2. Train your autoencoder on the [LFW](https://scikit-learn.org/stable/datasets/index.html#labeled-faces-in-the-wild-dataset) dataset for 15 epochs and plot the first 10 images of the dataset together with the reconstructions obtained when passing them through the autoencoder. Re-use your (or the sample solution's) code from the previous programming exercises for that, but make sure that you change the loss to [`MSELoss`](https://pytorch.org/docs/stable/nn.html#mseloss) and use the input as the target. **Hint:** If there seems to be no progress during training, try using SGD with *momentum* or switch to a different optimizer (e.g., [Adam](https://pytorch.org/docs/stable/optim.html#torch.optim.Adam))

3. Now we want to examine the representation that the autoencoder came up with during training. For that, please follow these steps:
    1. Use the trained autoencoder's `encode` method to retrieve the code for all images in the test set `X_test`. Reshape this tensor to size `(N, 64)` and call it $Z$.
    2. Compute the first two principal components of $Z$, let's call them $v_1$ and $v_2$ and the corresponding eigenvalues $\lambda_1$ and $\lambda_2$. Remember to center the data before applying PCA!
    3. Create a grid $G$ of size 9 by 9. At position $(i, j)$ the grid should contain the vector
    \begin{equation*}
        G[i, j] = \mu + (i-4)s_1\sqrt{\lambda_1}v_1 + (j-4)s_2\sqrt{\lambda_2}v_2,
    \end{equation*}
    where $\mu = \frac{1}{N} \sum_{z \in Z} z$, i.e., the mean code, while $s_1$ and $s_2$ are scaling factors that you can choose by experimenting. Start with a small value and increase it until your results start looking bad.
    4. Pass each vector in the grid $G$ through the autoencoder's `decode` function and plot the resulting image at the correct grid position. Can you assign some semantic meaning to the first two principal components after looking at the plots?

In [None]:
%matplotlib inline
import torch
import matplotlib.pyplot as plt
from sklearn.datasets import fetch_lfw_people
from sklearn.model_selection import train_test_split


class Autoencoder(torch.nn.Module):
    def __init__(self, activation='relu', in_channels=3):
        super(Autoencoder, self).__init__()
        
        self.activation = activation
        
        # TODO: define layers
    
    def encode(self, x):
        raise NotImplementedError('TODO')

    def decode(self, x):
        raise NotImplementedError('TODO')
    
    def forward(self, x):
        z = self.encode(x)
        return self.decode(z)


def train_model(network, loss, optimizer, train_iter, val_iter, num_epochs, device='cpu', start_epoch=0,
                checkpoints=False, out_dir=None):
    # TODO: copy this from your (or the sample solution's) previous exercises.
    # You might need to adapt a few things here and there, since training an autoencoder
    # is not a classifiaction task
    raise NotImplementedError('TODO')


def plot_code_pca(Z, network):
    # TODO: compute top2 PCs of Z , generate and plot the grid as described in the exercise
    raise NotImplementedError('TODO')


# Folder to download the dataset to. None means ~/scikit_learn_data/lfw_home/.
# Note that about 300MB of storage space are needed for the dataset
download_dir = None
lfw_people = fetch_lfw_people(resize=0.341, slice_=(slice(85, 179, None), slice(78, 172, None)))
X = lfw_people.images / 255
X_train, X_test = train_test_split(X, test_size=0.25, random_state=1234)
X_train = torch.from_numpy(X_train).to(torch.float32).unsqueeze(-3)
X_test = torch.from_numpy(X_test).to(torch.float32).unsqueeze(-3)

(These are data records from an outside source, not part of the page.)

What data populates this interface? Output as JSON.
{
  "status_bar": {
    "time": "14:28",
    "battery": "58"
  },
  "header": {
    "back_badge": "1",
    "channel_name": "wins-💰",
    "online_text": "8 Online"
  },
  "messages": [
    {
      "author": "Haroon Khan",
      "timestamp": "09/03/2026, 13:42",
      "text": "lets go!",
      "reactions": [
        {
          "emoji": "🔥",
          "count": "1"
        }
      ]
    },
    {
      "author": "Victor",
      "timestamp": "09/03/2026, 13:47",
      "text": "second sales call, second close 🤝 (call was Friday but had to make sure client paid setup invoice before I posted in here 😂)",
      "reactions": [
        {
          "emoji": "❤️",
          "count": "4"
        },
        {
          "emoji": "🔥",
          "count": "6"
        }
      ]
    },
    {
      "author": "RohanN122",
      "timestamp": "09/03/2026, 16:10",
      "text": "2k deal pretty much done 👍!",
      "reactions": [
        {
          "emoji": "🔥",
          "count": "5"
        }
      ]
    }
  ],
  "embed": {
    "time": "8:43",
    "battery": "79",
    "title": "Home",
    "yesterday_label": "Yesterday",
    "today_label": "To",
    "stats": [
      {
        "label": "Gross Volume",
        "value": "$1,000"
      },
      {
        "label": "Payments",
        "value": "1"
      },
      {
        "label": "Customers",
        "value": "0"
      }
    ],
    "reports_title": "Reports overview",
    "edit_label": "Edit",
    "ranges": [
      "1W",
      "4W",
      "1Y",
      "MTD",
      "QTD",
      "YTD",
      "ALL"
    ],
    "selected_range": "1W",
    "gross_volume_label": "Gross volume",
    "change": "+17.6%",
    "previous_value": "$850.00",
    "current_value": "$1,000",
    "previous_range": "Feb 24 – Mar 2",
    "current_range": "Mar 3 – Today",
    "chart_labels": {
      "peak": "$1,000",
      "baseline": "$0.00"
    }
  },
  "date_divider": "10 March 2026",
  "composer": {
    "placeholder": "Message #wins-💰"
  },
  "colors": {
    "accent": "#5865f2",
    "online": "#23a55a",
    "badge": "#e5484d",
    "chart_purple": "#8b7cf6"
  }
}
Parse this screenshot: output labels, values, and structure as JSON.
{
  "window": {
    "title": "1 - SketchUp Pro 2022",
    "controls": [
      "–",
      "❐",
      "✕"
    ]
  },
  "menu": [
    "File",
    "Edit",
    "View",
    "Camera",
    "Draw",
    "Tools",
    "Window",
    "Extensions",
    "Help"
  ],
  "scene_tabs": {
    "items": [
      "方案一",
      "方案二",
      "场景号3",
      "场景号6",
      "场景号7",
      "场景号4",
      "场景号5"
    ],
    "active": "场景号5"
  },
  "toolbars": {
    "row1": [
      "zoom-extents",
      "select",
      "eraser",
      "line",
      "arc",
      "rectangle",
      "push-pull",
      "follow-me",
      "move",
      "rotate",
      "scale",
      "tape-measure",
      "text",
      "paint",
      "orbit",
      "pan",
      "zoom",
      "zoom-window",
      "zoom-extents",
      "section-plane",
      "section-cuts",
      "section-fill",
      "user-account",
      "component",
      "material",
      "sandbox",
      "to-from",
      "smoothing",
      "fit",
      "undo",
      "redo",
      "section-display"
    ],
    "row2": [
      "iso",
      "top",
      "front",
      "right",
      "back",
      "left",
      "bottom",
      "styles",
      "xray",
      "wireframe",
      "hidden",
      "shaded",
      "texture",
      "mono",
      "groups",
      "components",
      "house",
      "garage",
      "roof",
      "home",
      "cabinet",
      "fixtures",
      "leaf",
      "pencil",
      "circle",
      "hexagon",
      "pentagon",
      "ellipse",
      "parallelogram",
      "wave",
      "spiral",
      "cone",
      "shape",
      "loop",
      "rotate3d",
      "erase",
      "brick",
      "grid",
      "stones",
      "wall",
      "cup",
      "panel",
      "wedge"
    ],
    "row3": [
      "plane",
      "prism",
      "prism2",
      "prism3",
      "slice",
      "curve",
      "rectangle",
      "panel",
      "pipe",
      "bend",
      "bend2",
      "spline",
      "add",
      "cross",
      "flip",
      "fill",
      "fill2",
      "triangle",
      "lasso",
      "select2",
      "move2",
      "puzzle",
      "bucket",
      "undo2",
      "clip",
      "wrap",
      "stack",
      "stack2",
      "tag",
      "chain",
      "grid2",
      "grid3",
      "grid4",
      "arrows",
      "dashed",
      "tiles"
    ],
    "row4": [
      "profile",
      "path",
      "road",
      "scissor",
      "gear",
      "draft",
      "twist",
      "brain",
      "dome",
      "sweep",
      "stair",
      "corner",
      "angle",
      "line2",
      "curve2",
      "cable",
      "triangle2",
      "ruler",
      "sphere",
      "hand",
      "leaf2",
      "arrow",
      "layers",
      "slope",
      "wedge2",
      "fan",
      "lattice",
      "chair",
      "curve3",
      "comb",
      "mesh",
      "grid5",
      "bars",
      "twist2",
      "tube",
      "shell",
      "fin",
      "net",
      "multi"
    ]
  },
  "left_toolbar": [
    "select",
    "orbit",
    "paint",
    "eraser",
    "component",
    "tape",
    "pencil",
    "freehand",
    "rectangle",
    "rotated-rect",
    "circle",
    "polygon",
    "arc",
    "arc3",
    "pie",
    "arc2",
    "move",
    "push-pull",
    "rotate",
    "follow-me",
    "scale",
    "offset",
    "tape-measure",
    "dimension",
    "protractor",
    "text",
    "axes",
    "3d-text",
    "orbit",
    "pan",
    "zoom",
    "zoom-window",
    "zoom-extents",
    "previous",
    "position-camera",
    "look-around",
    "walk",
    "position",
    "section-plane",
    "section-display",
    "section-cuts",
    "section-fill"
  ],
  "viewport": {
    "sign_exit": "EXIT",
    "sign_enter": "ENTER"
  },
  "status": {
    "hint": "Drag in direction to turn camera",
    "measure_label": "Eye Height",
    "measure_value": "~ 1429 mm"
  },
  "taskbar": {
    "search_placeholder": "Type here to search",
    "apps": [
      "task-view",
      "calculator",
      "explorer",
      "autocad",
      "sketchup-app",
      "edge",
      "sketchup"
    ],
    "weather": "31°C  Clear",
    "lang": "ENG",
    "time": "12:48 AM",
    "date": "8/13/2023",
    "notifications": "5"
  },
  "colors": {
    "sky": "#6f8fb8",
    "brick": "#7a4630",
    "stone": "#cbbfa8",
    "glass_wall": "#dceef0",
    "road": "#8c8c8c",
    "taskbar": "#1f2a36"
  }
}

# Change this to 'cuda' if you can and want to use a GPU for training
# Otherwise, you can completely ignore this parameter
device = torch.device('cpu')
batch_size = 64
num_epochs = 15
num_workers = 0  # You can use multiple processes to load the data. 0 means that everything is done in the same process
step_size = 1e-3
regularization=0.0  # Contols how much the Frobenius norm of the parameters contributes to the final loss
checkpoints = True  # Save the model after each epoch of training
out_dir = 'models'  # Folder, where your model checkpoints will be saved
load_path = None  # Don't train the model, but load it from the specified file instead
data_dir = 'data'  # Folder that contains the dataset. If it is not present, 
                   # the dataset will be downloaded into that folder

# Load the training and the test dataset and wrap them in a DataLoader
is_cuda = device.type == 'cuda'
train_dataset = torch.utils.data.TensorDataset(X_train, X_train)
train_iter = torch.utils.data.DataLoader(train_dataset, batch_size=batch_size, shuffle=True,
                                    num_workers=num_workers, pin_memory=is_cuda)
val_dataset = torch.utils.data.TensorDataset(X_test, X_test)
val_iter = torch.utils.data.DataLoader(val_dataset, batch_size=batch_size, shuffle=True,
                                    num_workers=num_workers, pin_memory=is_cuda)

# Instantiate the network
activation=torch.nn.ReLU()
network = Autoencoder(activation=activation, in_channels=1)
network = network.to(device)
loss = torch.nn.MSELoss().to(device)
optimizer = torch.optim.SGD(network.parameters(), lr=step_size, weight_decay=regularization)

start_epoch = 0

if load_path is not None:
    # Load model, optimizer state and history 
    state_dict = torch.load(load_path)
    network.load_state_dict(state_dict['model'])
    optimizer.load_state_dict(state_dict['opt'])
    start_epoch = state_dict['epoch']+1
    history = state_dict['history']
else:
    # Otherwise, we train the model for the specified number of epochs
    history = train_model(network, loss, optimizer, train_iter, val_iter, num_epochs, device,
                      start_epoch, checkpoints=checkpoints, out_dir=out_dir)


n_plots = 10
# TODO: plot reconstructions

# TODO: plot reconstructed grid
# plot_code_pca(Z, network)